His modernist landscapes and stunning portraits, stun me, stop me in my tracks. I stare in wonder. With these in particular, I'm drawn back to the years I lived in Vermont (1976-1982, 1985-1994).
... to show specifics and generalities together and his resolve to present these components in formally innovative ways. ... combining the concrete and the universal is at the center of what makes art important. ... if generalizations are in a sense the final reward for our attention, it is the specifics that are the pleasure.
Among the greatest architectural pictures ever made
... he off-centered symmetrical buildings occasionally going so far as to frustrate simplistic documentary expectations by shaving away the smallest edge of the subject, as in the view at the end of the book for the Vermont church in 1944 (it is, I think, among the greatest architectural pictures ever made).

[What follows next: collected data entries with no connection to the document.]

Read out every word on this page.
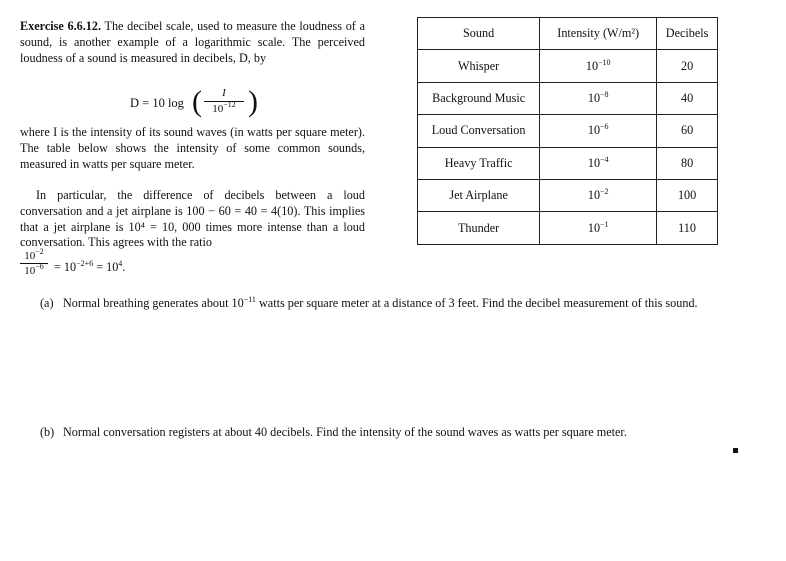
Exercise 6.6.12. The decibel scale, used to measure the loudness of a sound, is another example of a logarithmic scale. The perceived loudness of a sound is measured in decibels, D, by
D = 10 log (	I
$10^{-12}$ )
where I is the intensity of its sound waves (in watts per square meter). The table below shows the intensity of some common sounds, measured in watts per square meter.
In particular, the difference of decibels between a loud conversation and a jet airplane is 100 − 60 = 40 = 4(10). This implies that a jet airplane is 10⁴ = 10, 000 times more intense than a loud conversation. This agrees with the ratio
$10^{-2}$
$10^{-6} = 10^{-2+6} = 10^4$.
Sound	Intensity (W/m²)	Decibels
Whisper	$10^{-10}$	20
Background Music	$10^{-8}$	40
Loud Conversation	$10^{-6}$	60
Heavy Traffic	$10^{-4}$	80
Jet Airplane	$10^{-2}$	100
Thunder	$10^{-1}$	110
(a) Normal breathing generates about $10^{-11}$ watts per square meter at a distance of 3 feet. Find the decibel measurement of this sound.
(b) Normal conversation registers at about 40 decibels. Find the intensity of the sound waves as watts per square meter.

It changed my life as a photographer
... other pictures surrender a significant part of their foreground to what looks to be, by common standards, not the subject .. not to mention pictures framed by large quantities of the apparently irrelevant, as with the photograph of the little fragment of a view of birches seen from inside what appears to be a barn. The photographer seems not to have taken the necessary step to get close enough to the opening and for his laziness gotten a picture two-thirds board (and what a wonderful picture it is ... I think it changed my life as a photographer).
Robert Adams - Why People Photograph
Biographical Note
Born Nathaniel Paul Stransky in Brooklyn (October 16, 1890) to Jewish Bohemian immigrants, Paul Strand attended the Ethical Culture Fieldstone School where Lewis Hine was a teacher, and on a photo club outing, was introduced to Alfred Stieglitz et al at the 271 Gallery. Strand became one of the leading Modernist photographers. ... In 1950, Strand left the United States for Europe as the House Committee on Un-American Activities was sweeping many of Strand's associates into its web.